The master of Arden Court dismounted, and led his horse by the bridle as he came forward to meet Mr. Fairfax. The two men shook hands; but not very warmly. The encounter mystified Daniel Granger a little. It was strange to find a man he had supposed to be at the other end of England strolling in the park with his wife, and that man the one about whom he had had many a dreary half-hour of brooding. He waited for an explanation, however, without any outward show of surprise. The business was simple and natural enough, no doubt, he told himself.

"Have you been to the house?" he asked; "I have been out all the morning."

"No; I was on my way there, when I came upon Mrs. Granger in the most romantic spot yonder. I felt that I was rather early for a morning-call even in the depths of the country, and had strolled out of the beaten path to get rid of an hour or so."

"I did not know you were in Yorkshire," said Mr. Granger, not in the most cordial tone. "You are staying at Hale, I suppose?"

"No; Lady Laura is away, you know."

"Ah—to be sure; I had forgotten."

"I am spending a few days with a bachelor friend in Holborough. I am off to
Germany before the week is out."

Mr. Granger was not sorry to hear this. He was not jealous of George Fairfax. If anybody had suggested the possibility of his entertaining such a sentiment, that person would have experienced the full force of Daniel Granger's resentment; but this was just the one man whom he fancied his wife might have cared for a little before her marriage. He was not a man given to petty jealousies; and of late, since the birth of his son, there had been growing up in his mind a sense of security in his wife's fidelity—her affection even. The union between them had seemed very perfect after the advent of the child; and the master of Arden Court felt almost as if there were nothing upon this earth left for him to desire. But he was a little puzzled by the presence of George Fairfax, nevertheless.
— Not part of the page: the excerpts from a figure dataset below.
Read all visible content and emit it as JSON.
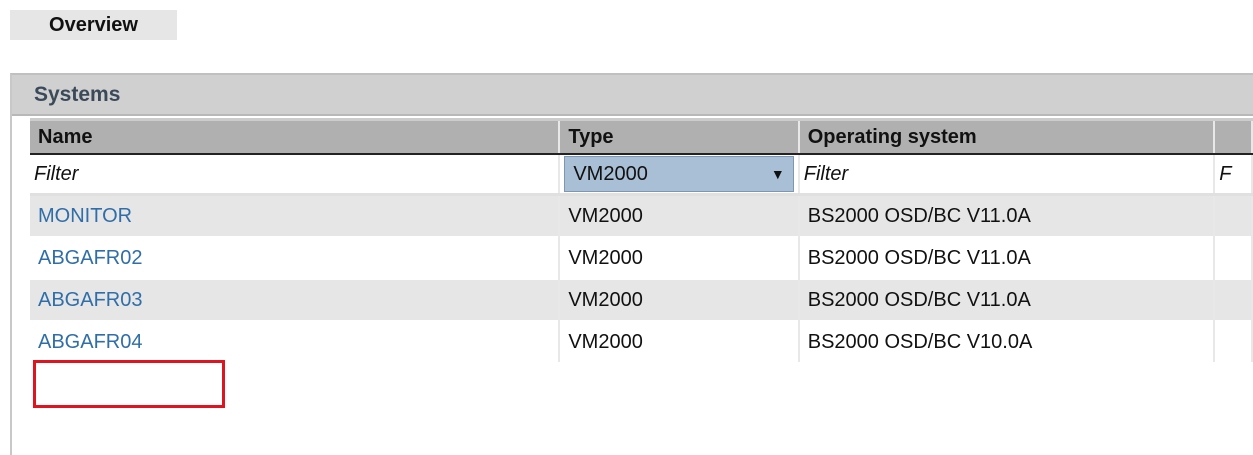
{
  "tab": {
    "label": "Overview"
  },
  "panel": {
    "title": "Systems"
  },
  "table": {
    "columns": [
      "Name",
      "Type",
      "Operating system",
      ""
    ],
    "filters": {
      "name": "Filter",
      "type": "VM2000",
      "os": "Filter",
      "extra": "F"
    },
    "rows": [
      {
        "name": "MONITOR",
        "type": "VM2000",
        "os": "BS2000 OSD/BC V11.0A"
      },
      {
        "name": "ABGAFR02",
        "type": "VM2000",
        "os": "BS2000 OSD/BC V11.0A"
      },
      {
        "name": "ABGAFR03",
        "type": "VM2000",
        "os": "BS2000 OSD/BC V11.0A"
      },
      {
        "name": "ABGAFR04",
        "type": "VM2000",
        "os": "BS2000 OSD/BC V10.0A"
      }
    ]
  },
  "highlight": {
    "row": "ABGAFR03",
    "color": "#e0141e"
  }
}
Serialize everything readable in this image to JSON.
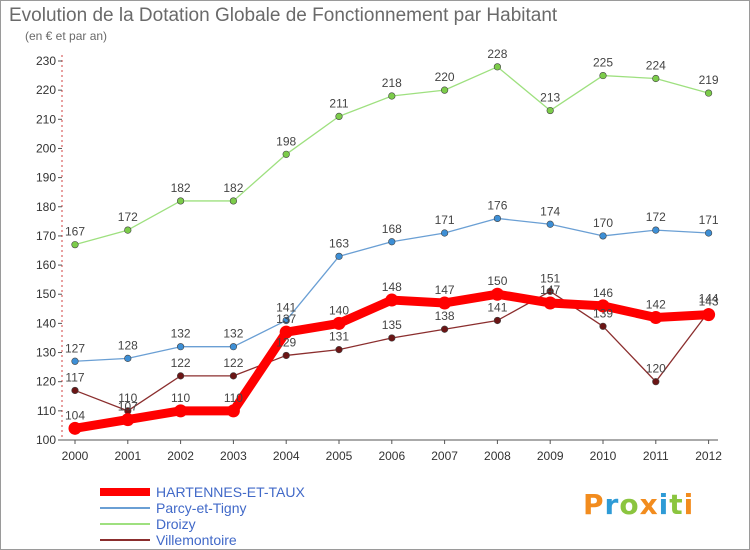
{
  "header": {
    "title": "Evolution de la Dotation Globale de Fonctionnement par Habitant",
    "subtitle": "(en € et par an)"
  },
  "logo": {
    "text": "Proxiti",
    "letters": [
      {
        "ch": "P",
        "color": "#f28c1e"
      },
      {
        "ch": "r",
        "color": "#2e9bd6"
      },
      {
        "ch": "o",
        "color": "#8bc53f"
      },
      {
        "ch": "x",
        "color": "#f28c1e"
      },
      {
        "ch": "i",
        "color": "#2e9bd6"
      },
      {
        "ch": "t",
        "color": "#8bc53f"
      },
      {
        "ch": "i",
        "color": "#f28c1e"
      }
    ]
  },
  "chart_data": {
    "type": "line",
    "title": "Evolution de la Dotation Globale de Fonctionnement par Habitant",
    "subtitle": "(en € et par an)",
    "x": [
      2000,
      2001,
      2002,
      2003,
      2004,
      2005,
      2006,
      2007,
      2008,
      2009,
      2010,
      2011,
      2012
    ],
    "ylim": [
      100,
      230
    ],
    "yticks": [
      100,
      110,
      120,
      130,
      140,
      150,
      160,
      170,
      180,
      190,
      200,
      210,
      220,
      230
    ],
    "grid": false,
    "legend_position": "bottom-left",
    "series": [
      {
        "name": "HARTENNES-ET-TAUX",
        "color": "#ff0000",
        "emphasis": true,
        "values": [
          104,
          107,
          110,
          110,
          137,
          140,
          148,
          147,
          150,
          147,
          146,
          142,
          143
        ]
      },
      {
        "name": "Parcy-et-Tigny",
        "color": "#6a9fd4",
        "point_color": "#3d8fd6",
        "values": [
          127,
          128,
          132,
          132,
          141,
          163,
          168,
          171,
          176,
          174,
          170,
          172,
          171
        ]
      },
      {
        "name": "Droizy",
        "color": "#9ee07f",
        "point_color": "#7ccc4a",
        "values": [
          167,
          172,
          182,
          182,
          198,
          211,
          218,
          220,
          228,
          213,
          225,
          224,
          219
        ]
      },
      {
        "name": "Villemontoire",
        "color": "#8b2e2e",
        "point_color": "#6b1515",
        "values": [
          117,
          110,
          122,
          122,
          129,
          131,
          135,
          138,
          141,
          151,
          139,
          120,
          144
        ]
      }
    ]
  }
}
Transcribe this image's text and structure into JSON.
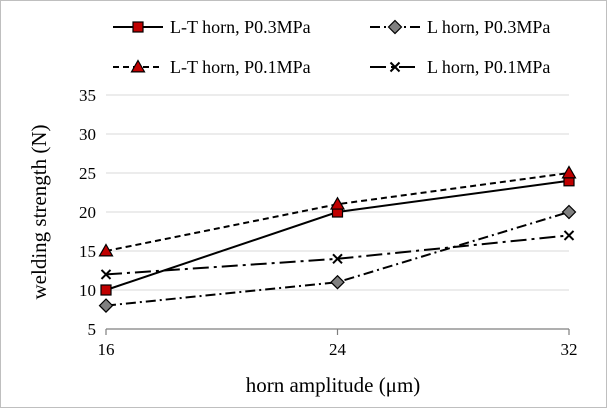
{
  "chart_data": {
    "type": "line",
    "title": "",
    "xlabel": "horn amplitude (μm)",
    "ylabel": "welding strength (N)",
    "x": [
      16,
      24,
      32
    ],
    "x_tick_labels": [
      "16",
      "24",
      "32"
    ],
    "ylim": [
      5,
      35
    ],
    "y_ticks": [
      5,
      10,
      15,
      20,
      25,
      30,
      35
    ],
    "y_tick_labels": [
      "5",
      "10",
      "15",
      "20",
      "25",
      "30",
      "35"
    ],
    "grid": "horizontal",
    "legend_position": "top",
    "series": [
      {
        "name": "L-T horn, P0.3MPa",
        "values": [
          10,
          20,
          24
        ],
        "line_style": "solid",
        "marker": "square",
        "color": "#000000",
        "marker_fill": "#c00000"
      },
      {
        "name": "L horn, P0.3MPa",
        "values": [
          8,
          11,
          20
        ],
        "line_style": "dash-dot",
        "marker": "diamond",
        "color": "#000000",
        "marker_fill": "#808080"
      },
      {
        "name": "L-T horn, P0.1MPa",
        "values": [
          15,
          21,
          25
        ],
        "line_style": "dashed",
        "marker": "triangle",
        "color": "#000000",
        "marker_fill": "#c00000"
      },
      {
        "name": "L horn, P0.1MPa",
        "values": [
          12,
          14,
          17
        ],
        "line_style": "long-dash-dot",
        "marker": "x",
        "color": "#000000",
        "marker_fill": "#000000"
      }
    ]
  }
}
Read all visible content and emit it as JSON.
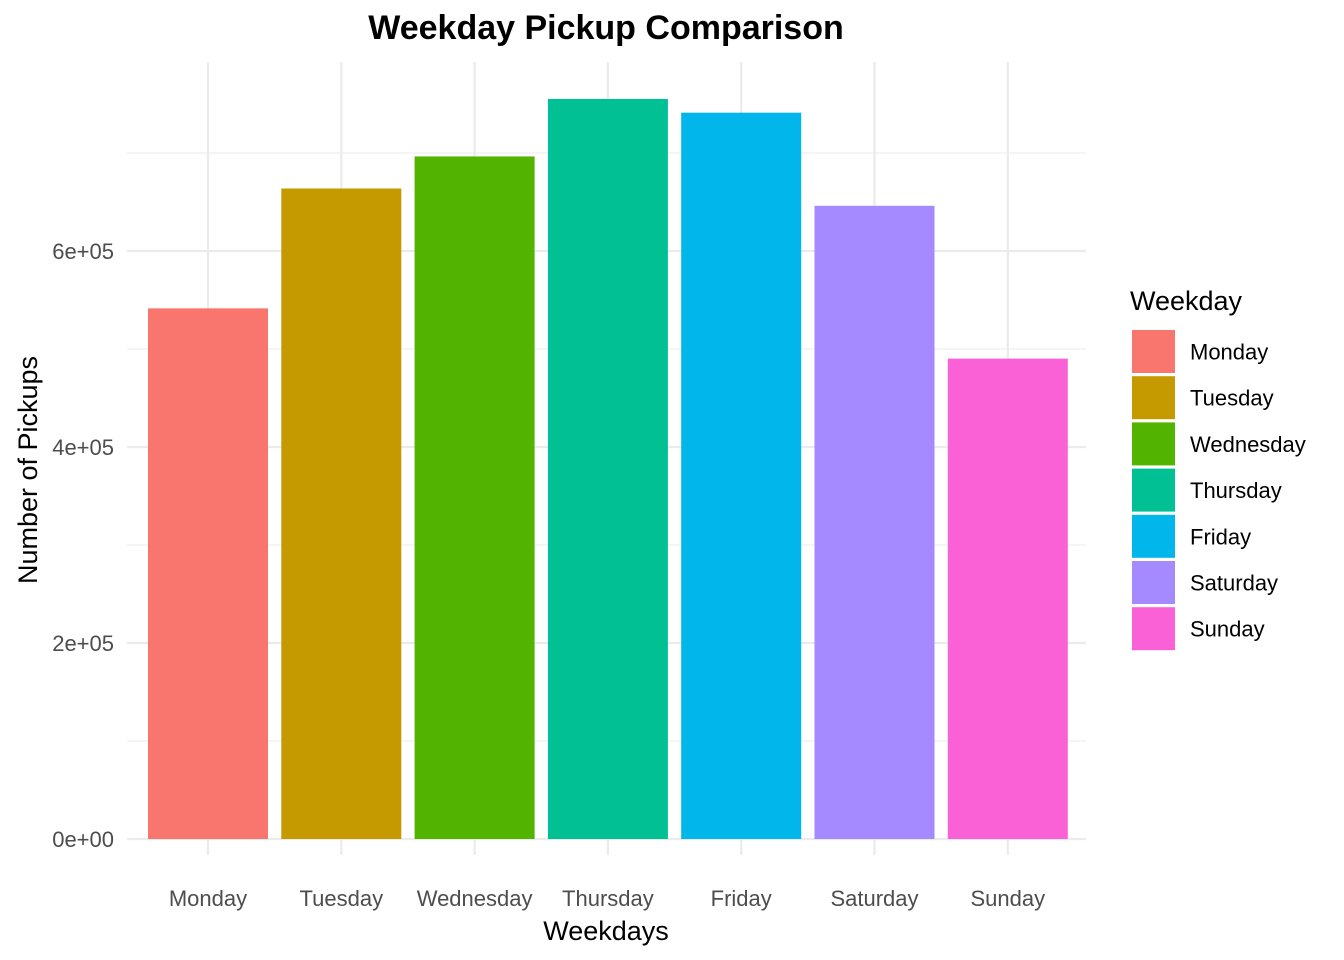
{
  "chart_data": {
    "type": "bar",
    "title": "Weekday Pickup Comparison",
    "xlabel": "Weekdays",
    "ylabel": "Number of Pickups",
    "categories": [
      "Monday",
      "Tuesday",
      "Wednesday",
      "Thursday",
      "Friday",
      "Saturday",
      "Sunday"
    ],
    "values": [
      541472,
      663789,
      696488,
      755145,
      741139,
      646114,
      490180
    ],
    "colors": [
      "#F8766D",
      "#C49A00",
      "#53B400",
      "#00C094",
      "#00B6EB",
      "#A58AFF",
      "#FB61D7"
    ],
    "ylim": [
      0,
      755145
    ],
    "yticks": [
      0,
      200000,
      400000,
      600000
    ],
    "ytick_labels": [
      "0e+00",
      "2e+05",
      "4e+05",
      "6e+05"
    ],
    "grid": true,
    "legend": {
      "title": "Weekday",
      "placement": "right",
      "entries": [
        "Monday",
        "Tuesday",
        "Wednesday",
        "Thursday",
        "Friday",
        "Saturday",
        "Sunday"
      ]
    }
  }
}
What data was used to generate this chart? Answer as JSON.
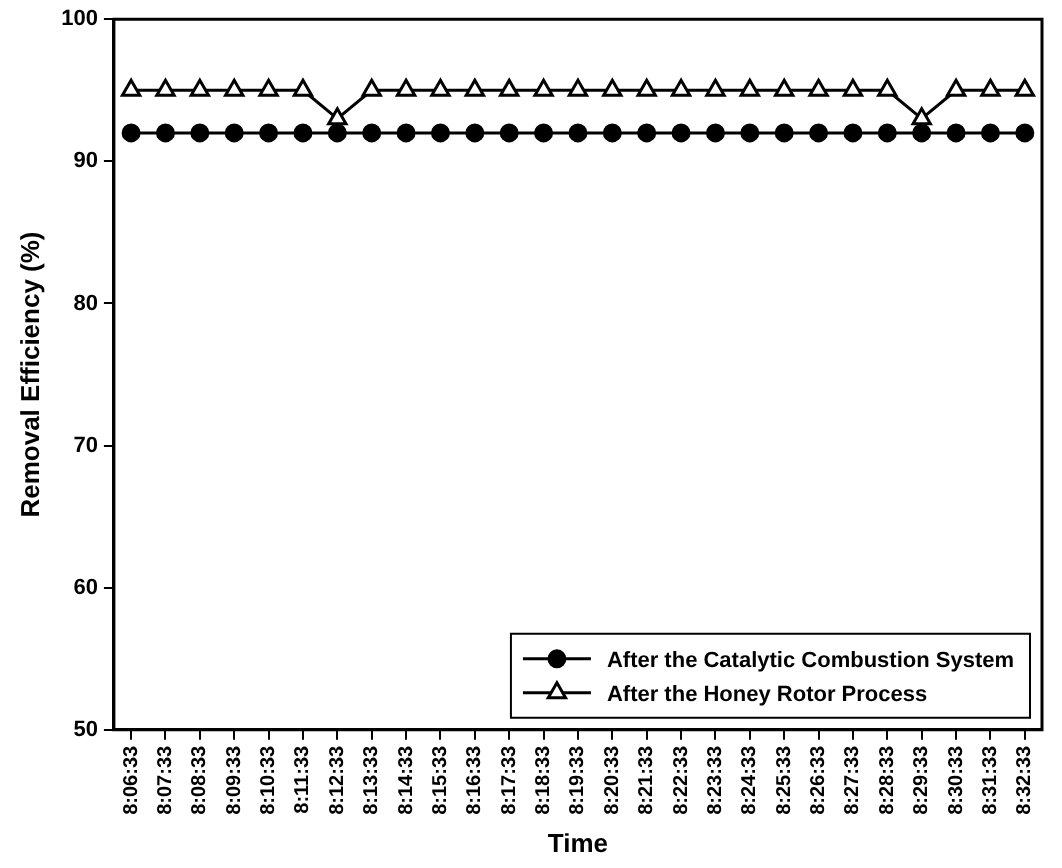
{
  "chart_data": {
    "type": "line",
    "xlabel": "Time",
    "ylabel": "Removal Efficiency (%)",
    "categories": [
      "8:06:33",
      "8:07:33",
      "8:08:33",
      "8:09:33",
      "8:10:33",
      "8:11:33",
      "8:12:33",
      "8:13:33",
      "8:14:33",
      "8:15:33",
      "8:16:33",
      "8:17:33",
      "8:18:33",
      "8:19:33",
      "8:20:33",
      "8:21:33",
      "8:22:33",
      "8:23:33",
      "8:24:33",
      "8:25:33",
      "8:26:33",
      "8:27:33",
      "8:28:33",
      "8:29:33",
      "8:30:33",
      "8:31:33",
      "8:32:33"
    ],
    "series": [
      {
        "name": "After the Catalytic Combustion System",
        "color": "#000000",
        "marker": "circle",
        "values": [
          92,
          92,
          92,
          92,
          92,
          92,
          92,
          92,
          92,
          92,
          92,
          92,
          92,
          92,
          92,
          92,
          92,
          92,
          92,
          92,
          92,
          92,
          92,
          92,
          92,
          92,
          92
        ]
      },
      {
        "name": "After the Honey Rotor Process",
        "color": "#000000",
        "marker": "triangle",
        "values": [
          95,
          95,
          95,
          95,
          95,
          95,
          93,
          95,
          95,
          95,
          95,
          95,
          95,
          95,
          95,
          95,
          95,
          95,
          95,
          95,
          95,
          95,
          95,
          93,
          95,
          95,
          95
        ]
      }
    ],
    "ylim": [
      50,
      100
    ],
    "yticks": [
      50,
      60,
      70,
      80,
      90,
      100
    ],
    "grid": false,
    "legend": "bottom right",
    "line_style": "solid"
  }
}
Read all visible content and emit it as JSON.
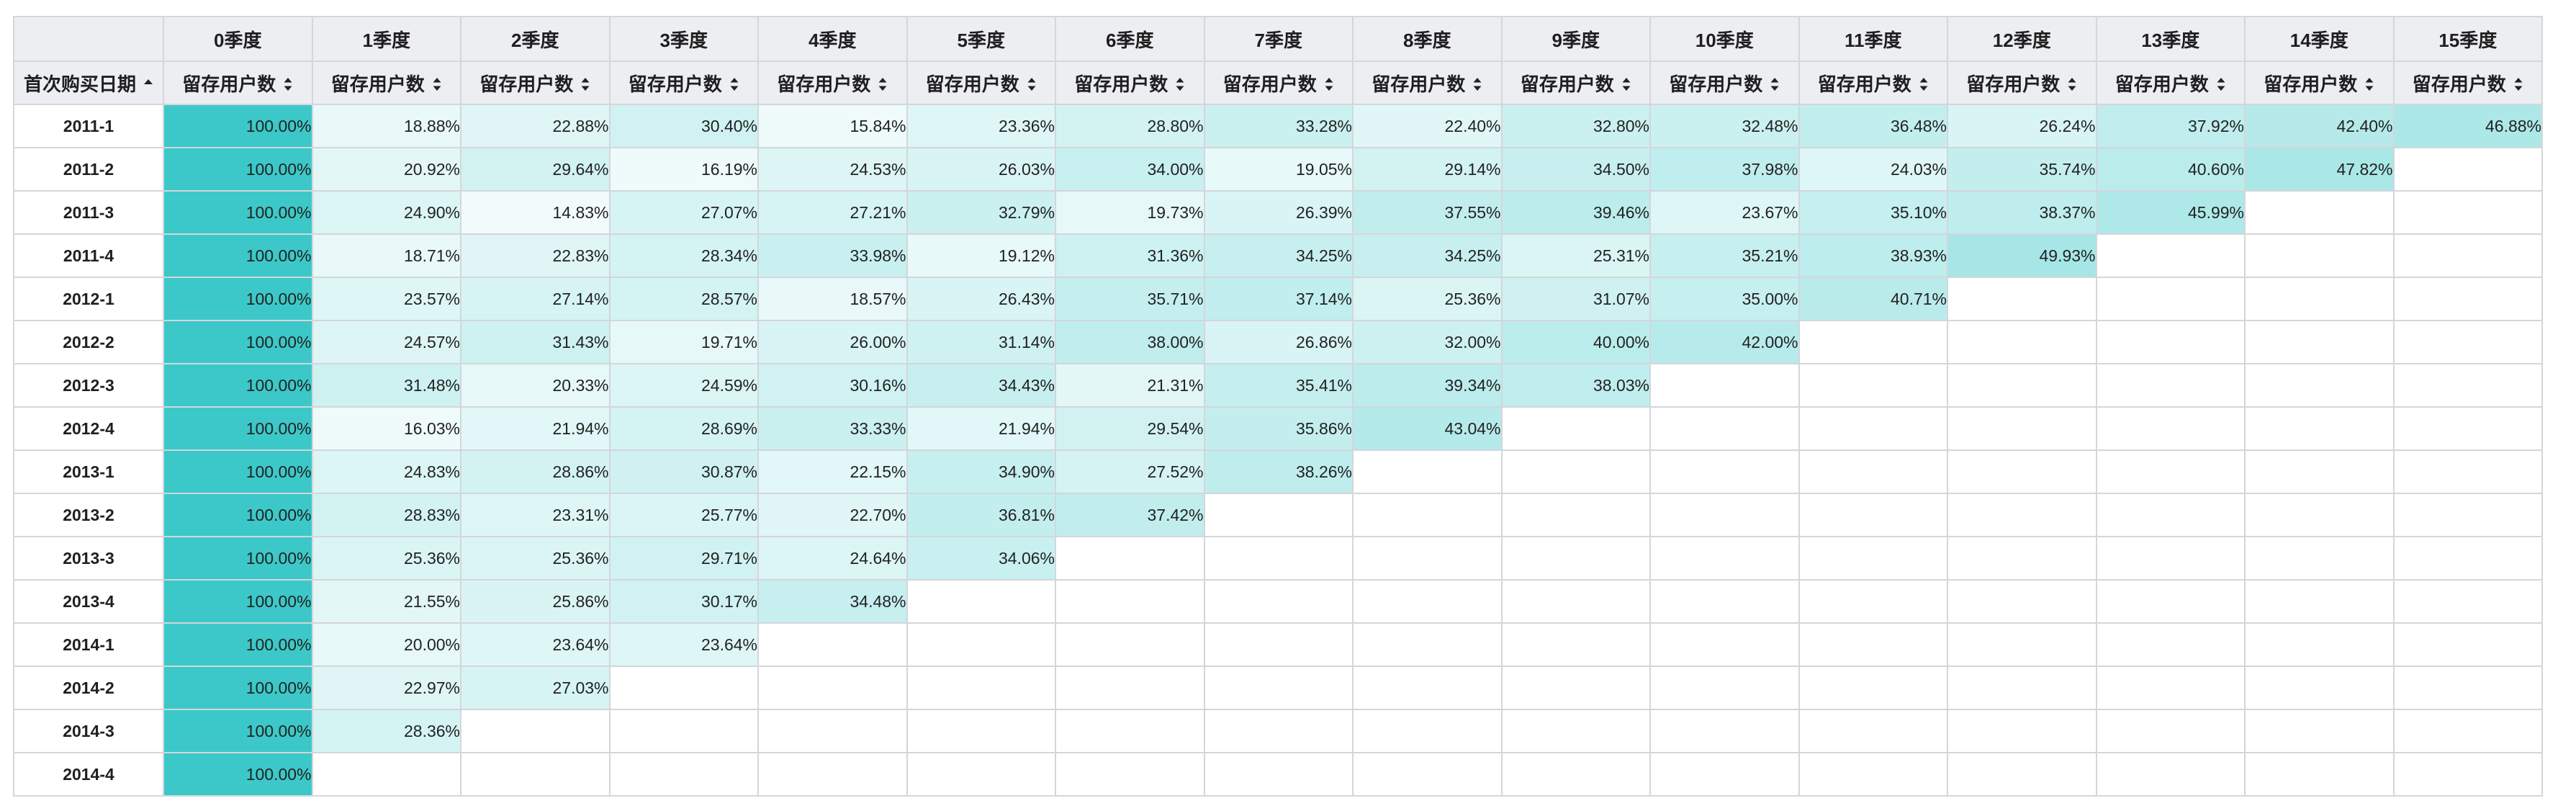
{
  "table": {
    "corner_label": "",
    "row_header_label": "首次购买日期",
    "subheader_label": "留存用户数",
    "quarters": [
      "0季度",
      "1季度",
      "2季度",
      "3季度",
      "4季度",
      "5季度",
      "6季度",
      "7季度",
      "8季度",
      "9季度",
      "10季度",
      "11季度",
      "12季度",
      "13季度",
      "14季度",
      "15季度"
    ],
    "rows": [
      {
        "label": "2011-1",
        "values": [
          "100.00%",
          "18.88%",
          "22.88%",
          "30.40%",
          "15.84%",
          "23.36%",
          "28.80%",
          "33.28%",
          "22.40%",
          "32.80%",
          "32.48%",
          "36.48%",
          "26.24%",
          "37.92%",
          "42.40%",
          "46.88%"
        ]
      },
      {
        "label": "2011-2",
        "values": [
          "100.00%",
          "20.92%",
          "29.64%",
          "16.19%",
          "24.53%",
          "26.03%",
          "34.00%",
          "19.05%",
          "29.14%",
          "34.50%",
          "37.98%",
          "24.03%",
          "35.74%",
          "40.60%",
          "47.82%"
        ]
      },
      {
        "label": "2011-3",
        "values": [
          "100.00%",
          "24.90%",
          "14.83%",
          "27.07%",
          "27.21%",
          "32.79%",
          "19.73%",
          "26.39%",
          "37.55%",
          "39.46%",
          "23.67%",
          "35.10%",
          "38.37%",
          "45.99%"
        ]
      },
      {
        "label": "2011-4",
        "values": [
          "100.00%",
          "18.71%",
          "22.83%",
          "28.34%",
          "33.98%",
          "19.12%",
          "31.36%",
          "34.25%",
          "34.25%",
          "25.31%",
          "35.21%",
          "38.93%",
          "49.93%"
        ]
      },
      {
        "label": "2012-1",
        "values": [
          "100.00%",
          "23.57%",
          "27.14%",
          "28.57%",
          "18.57%",
          "26.43%",
          "35.71%",
          "37.14%",
          "25.36%",
          "31.07%",
          "35.00%",
          "40.71%"
        ]
      },
      {
        "label": "2012-2",
        "values": [
          "100.00%",
          "24.57%",
          "31.43%",
          "19.71%",
          "26.00%",
          "31.14%",
          "38.00%",
          "26.86%",
          "32.00%",
          "40.00%",
          "42.00%"
        ]
      },
      {
        "label": "2012-3",
        "values": [
          "100.00%",
          "31.48%",
          "20.33%",
          "24.59%",
          "30.16%",
          "34.43%",
          "21.31%",
          "35.41%",
          "39.34%",
          "38.03%"
        ]
      },
      {
        "label": "2012-4",
        "values": [
          "100.00%",
          "16.03%",
          "21.94%",
          "28.69%",
          "33.33%",
          "21.94%",
          "29.54%",
          "35.86%",
          "43.04%"
        ]
      },
      {
        "label": "2013-1",
        "values": [
          "100.00%",
          "24.83%",
          "28.86%",
          "30.87%",
          "22.15%",
          "34.90%",
          "27.52%",
          "38.26%"
        ]
      },
      {
        "label": "2013-2",
        "values": [
          "100.00%",
          "28.83%",
          "23.31%",
          "25.77%",
          "22.70%",
          "36.81%",
          "37.42%"
        ]
      },
      {
        "label": "2013-3",
        "values": [
          "100.00%",
          "25.36%",
          "25.36%",
          "29.71%",
          "24.64%",
          "34.06%"
        ]
      },
      {
        "label": "2013-4",
        "values": [
          "100.00%",
          "21.55%",
          "25.86%",
          "30.17%",
          "34.48%"
        ]
      },
      {
        "label": "2014-1",
        "values": [
          "100.00%",
          "20.00%",
          "23.64%",
          "23.64%"
        ]
      },
      {
        "label": "2014-2",
        "values": [
          "100.00%",
          "22.97%",
          "27.03%"
        ]
      },
      {
        "label": "2014-3",
        "values": [
          "100.00%",
          "28.36%"
        ]
      },
      {
        "label": "2014-4",
        "values": [
          "100.00%"
        ]
      }
    ]
  },
  "colors": {
    "heat_low": "#ffffff",
    "heat_high": "#3cc8c8",
    "header_bg": "#eceef2",
    "border": "#d3d6db"
  },
  "icons": {
    "row_header_sort": "sort-ascending-icon",
    "column_sort": "sort-both-icon"
  }
}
Holborough was a small place; and he began to speculate immediately upon the identity of this bachelor friend of Mr. Fairfax's. It was not a garrison town. The young men of the place were for the most part small professional men—half-a-dozen lawyers and doctors, two or three curates, a couple of bankers' sons, an auctioneer or two, ranking vaguely between the trading and professional classes, and the sons of tradesmen. Among them all Mr. Granger could remember no one likely to be a friend of George Fairfax. It might possibly be one of the curates; but it seemed scarcely probable that Mr. Fairfax would come two hundred and fifty miles to abide three days with a curate. Nor was it the season of partridges. There was no shooting to attract Mr. Fairfax to the neighbourhood of Holborough. There was trout, certainly, to be found in abundance in brooks, and a river within a walk of the town; and Mr. Fairfax might be passionately fond of fly-fishing.

"You will come in and have some luncheon, of course," Mr. Granger said, when they came to the gateway, where George Fairfax pulled up, and began to wish them good-bye. Not to ask the man to eat and drink would have seemed to him the most unnatural thing in the world.